А сколько лет к лесам относились по-варварски,— продолжал он с горечью и возмущением.— Возьмите хоть тот же муромский лес. В песнях о нем поется, в былинах
поминали его. А знаете ли, что под самым-то Муромом леса вовсе уже не осталось. Голое место...Мы долго еще говорили о печалях и радостях, связанных с лесной работой Медведева. Между прочим, узнал я о том, что мой новый знакомый учится на заочном отделении лесного техникума и через год ему уже предстоит защита диплома.
Беседовать с ним было интересно не только потому, что Медведев отлично знал свое дело, но и потому, что в рассказах его открывалась светлая, искренняя любовь к природе родного края.
...В тот день, возвращаясь из Бокуши в Рамешки, на тропинке, капризно петлявшей по частому молодому березнячку, я встретил черноглазую девочку лет тринадцати, в легком ситцевом платьице, с толстой и, видно, тяжелой сумкой через плечо. Она отступила с тропинки, степенно, как взрослая, поздоровалась. Я ответил:
— Здравствуй, красавица.
И мы разошлись.
Дома же, когда сказал, что иду из Бокуши, Сергевна спросила:
— Светку не встретил ли?
— Какую Светку?
— Внучку мою, сестренку Митину. Она в Бокуши с книжками побежала. «Бабушка, говорит, я — книгоноша». Это, видишь ли, чамеревская библиотекарша Мария Григорьевна дает им книжки, а они по деревням несут кому требуются.

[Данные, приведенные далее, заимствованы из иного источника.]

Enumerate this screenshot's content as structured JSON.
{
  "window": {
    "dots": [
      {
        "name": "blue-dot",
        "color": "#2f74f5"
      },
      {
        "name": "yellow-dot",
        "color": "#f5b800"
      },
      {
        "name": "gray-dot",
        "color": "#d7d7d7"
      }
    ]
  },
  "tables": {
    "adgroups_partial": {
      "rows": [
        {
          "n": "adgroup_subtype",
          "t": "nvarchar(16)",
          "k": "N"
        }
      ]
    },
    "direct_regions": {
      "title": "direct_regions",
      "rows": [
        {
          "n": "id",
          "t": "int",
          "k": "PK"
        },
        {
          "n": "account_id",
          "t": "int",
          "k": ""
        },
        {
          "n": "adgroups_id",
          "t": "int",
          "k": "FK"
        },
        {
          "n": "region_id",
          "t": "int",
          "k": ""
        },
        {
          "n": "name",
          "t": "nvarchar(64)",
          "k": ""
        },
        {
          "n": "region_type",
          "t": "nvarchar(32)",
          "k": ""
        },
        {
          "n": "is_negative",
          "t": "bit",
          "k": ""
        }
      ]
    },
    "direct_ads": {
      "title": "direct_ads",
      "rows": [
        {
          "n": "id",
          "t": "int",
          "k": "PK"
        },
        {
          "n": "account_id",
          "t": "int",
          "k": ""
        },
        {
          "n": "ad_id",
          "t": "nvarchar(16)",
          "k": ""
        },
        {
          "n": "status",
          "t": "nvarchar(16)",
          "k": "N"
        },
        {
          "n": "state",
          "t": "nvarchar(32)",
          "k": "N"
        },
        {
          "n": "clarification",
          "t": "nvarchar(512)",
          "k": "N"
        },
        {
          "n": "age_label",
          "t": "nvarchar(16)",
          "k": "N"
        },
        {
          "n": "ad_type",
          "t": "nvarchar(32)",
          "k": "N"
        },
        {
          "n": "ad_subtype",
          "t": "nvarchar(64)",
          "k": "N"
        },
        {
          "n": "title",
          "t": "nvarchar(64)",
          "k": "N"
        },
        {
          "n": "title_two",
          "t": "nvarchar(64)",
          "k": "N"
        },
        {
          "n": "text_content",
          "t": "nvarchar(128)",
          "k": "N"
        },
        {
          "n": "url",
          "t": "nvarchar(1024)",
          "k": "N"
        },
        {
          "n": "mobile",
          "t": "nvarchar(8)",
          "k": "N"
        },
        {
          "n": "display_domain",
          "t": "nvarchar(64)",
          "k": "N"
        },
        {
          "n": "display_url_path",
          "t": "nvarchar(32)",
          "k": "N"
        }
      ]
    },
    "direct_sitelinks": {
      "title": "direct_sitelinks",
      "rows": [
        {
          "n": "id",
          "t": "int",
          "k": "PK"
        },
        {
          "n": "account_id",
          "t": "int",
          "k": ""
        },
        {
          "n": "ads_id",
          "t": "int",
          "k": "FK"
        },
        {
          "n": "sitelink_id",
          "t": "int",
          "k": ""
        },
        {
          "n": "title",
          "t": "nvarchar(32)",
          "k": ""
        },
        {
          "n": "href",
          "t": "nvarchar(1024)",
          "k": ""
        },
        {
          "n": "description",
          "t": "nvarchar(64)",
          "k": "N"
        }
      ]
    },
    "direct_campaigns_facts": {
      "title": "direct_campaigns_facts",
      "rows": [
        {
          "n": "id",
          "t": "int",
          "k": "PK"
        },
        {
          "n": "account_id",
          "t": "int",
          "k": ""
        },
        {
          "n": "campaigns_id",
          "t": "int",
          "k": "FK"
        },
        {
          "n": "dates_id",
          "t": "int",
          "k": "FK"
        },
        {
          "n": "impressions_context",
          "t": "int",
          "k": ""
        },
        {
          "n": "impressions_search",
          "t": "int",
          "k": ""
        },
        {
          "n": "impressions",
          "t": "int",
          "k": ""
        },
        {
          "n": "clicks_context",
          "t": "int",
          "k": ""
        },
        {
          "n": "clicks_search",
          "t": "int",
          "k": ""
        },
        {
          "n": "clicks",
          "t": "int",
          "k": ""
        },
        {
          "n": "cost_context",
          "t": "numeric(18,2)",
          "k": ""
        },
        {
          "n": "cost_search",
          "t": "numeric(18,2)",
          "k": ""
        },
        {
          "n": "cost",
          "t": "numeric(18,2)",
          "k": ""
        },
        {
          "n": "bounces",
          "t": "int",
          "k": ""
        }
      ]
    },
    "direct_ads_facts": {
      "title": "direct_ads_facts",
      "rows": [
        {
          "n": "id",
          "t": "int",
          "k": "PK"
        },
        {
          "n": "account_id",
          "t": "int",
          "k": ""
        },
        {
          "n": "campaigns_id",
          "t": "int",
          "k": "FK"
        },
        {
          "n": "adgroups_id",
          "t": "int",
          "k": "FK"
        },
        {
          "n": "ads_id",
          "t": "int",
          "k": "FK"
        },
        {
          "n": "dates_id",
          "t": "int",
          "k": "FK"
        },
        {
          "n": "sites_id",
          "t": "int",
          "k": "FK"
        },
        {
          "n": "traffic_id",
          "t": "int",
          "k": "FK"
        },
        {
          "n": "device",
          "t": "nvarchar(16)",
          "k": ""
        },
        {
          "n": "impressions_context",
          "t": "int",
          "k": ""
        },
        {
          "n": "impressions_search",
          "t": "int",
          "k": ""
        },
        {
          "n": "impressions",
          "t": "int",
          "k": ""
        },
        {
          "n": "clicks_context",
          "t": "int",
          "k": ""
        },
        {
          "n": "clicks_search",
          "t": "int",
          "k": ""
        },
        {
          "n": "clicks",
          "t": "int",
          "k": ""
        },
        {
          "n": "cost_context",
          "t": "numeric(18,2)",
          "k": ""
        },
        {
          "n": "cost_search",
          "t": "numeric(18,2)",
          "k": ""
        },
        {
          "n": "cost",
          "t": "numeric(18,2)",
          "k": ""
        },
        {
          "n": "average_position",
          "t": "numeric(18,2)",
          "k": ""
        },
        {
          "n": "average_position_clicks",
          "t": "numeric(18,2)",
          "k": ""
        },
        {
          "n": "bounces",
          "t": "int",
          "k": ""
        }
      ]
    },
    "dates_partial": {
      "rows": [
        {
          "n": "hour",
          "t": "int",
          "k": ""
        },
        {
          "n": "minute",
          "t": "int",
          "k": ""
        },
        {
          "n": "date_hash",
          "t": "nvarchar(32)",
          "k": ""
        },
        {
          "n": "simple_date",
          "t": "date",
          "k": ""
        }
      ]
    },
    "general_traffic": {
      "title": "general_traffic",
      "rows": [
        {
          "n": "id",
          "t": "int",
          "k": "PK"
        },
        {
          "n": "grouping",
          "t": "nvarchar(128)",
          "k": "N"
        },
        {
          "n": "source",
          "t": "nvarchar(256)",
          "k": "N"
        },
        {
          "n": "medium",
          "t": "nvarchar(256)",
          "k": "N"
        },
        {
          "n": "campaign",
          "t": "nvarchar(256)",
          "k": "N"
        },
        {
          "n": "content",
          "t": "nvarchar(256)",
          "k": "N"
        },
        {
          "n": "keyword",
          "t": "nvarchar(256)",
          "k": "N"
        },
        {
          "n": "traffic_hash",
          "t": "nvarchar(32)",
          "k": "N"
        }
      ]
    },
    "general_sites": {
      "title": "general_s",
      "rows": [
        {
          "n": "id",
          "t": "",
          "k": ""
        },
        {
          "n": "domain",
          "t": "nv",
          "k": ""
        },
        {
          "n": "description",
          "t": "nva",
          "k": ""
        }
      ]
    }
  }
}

Зимой и мне приносила. Я толстые беру и читаю исподвольки. Ползимы «Тихий Дон» читала, а еще ползимы — про Степана Разина. Ну, я-то читаю только зимой, а есть которые и летом время находят. Вот Светка и бегает. На собрании, слышь-ко, ее хвалили за это. Она хоть и внучка мне, а все равно скажу: девчоночка славная, без дела не усидит. То на покос подгребать ходила, то вот: «Я — книгоноша»...
6
Сноха Сергевны работает старшей дежурной сестрой в чамеревской больнице, поэтому Сергевна пребывает в курсе всех новостей, связанных с медицинским обслуживанием Синеборья. Именно от нее я узнал, что главный и единственный врач Анна Александровна сейчас в отпуске и что заменяет ее фельдшер Любовь Васильевна. Сергевна сообщила мне даже такую подробность: в следующую субботу исполняется ровно пять лет, как Любовь Васильевна после окончания медицинского техникума впервые приехала в Чамерево.
— Родом-то она муромская. Сюда приехала вовсе молоденькой...
Все — Люба да Люба. А на работе оказалась такой деловой да внимательной, что Любовь Васильевной стали ее называть. Когда главный врач уедет куда или в отпуск уйдет, первая замена — Любовь Васильевна. И ведь справляется. Тут вот недавно привезли к нам в больницу очень тяжелого. Сноха говорила — инфаркт. Анны-то Александровны не было. Ну, все и переполошились: как быть? Не дай бог смертного случая. А Любовь Васильевна строгая сделалась и только командует: «В отдельную палату, камфару, шприц...»
Сергевна даже в лицах представила, как решительно распоряжалась тогда фельдшерица и как расторопны были дежурные сестры.
— Полтора суток из палаты не выходила, сама извелась, а человека к жизни вернула...
Вчера стояли мы с директором школы Иваном Васильевичем возле пристройки и разговаривали о том, успеют ли отделать ее к первому сентября и не придется ли начинать учебный год в старом здании. Дело оставалось за тем, чтобы вставить оконные рамы, навесить двери и закончить внутреннюю отделку.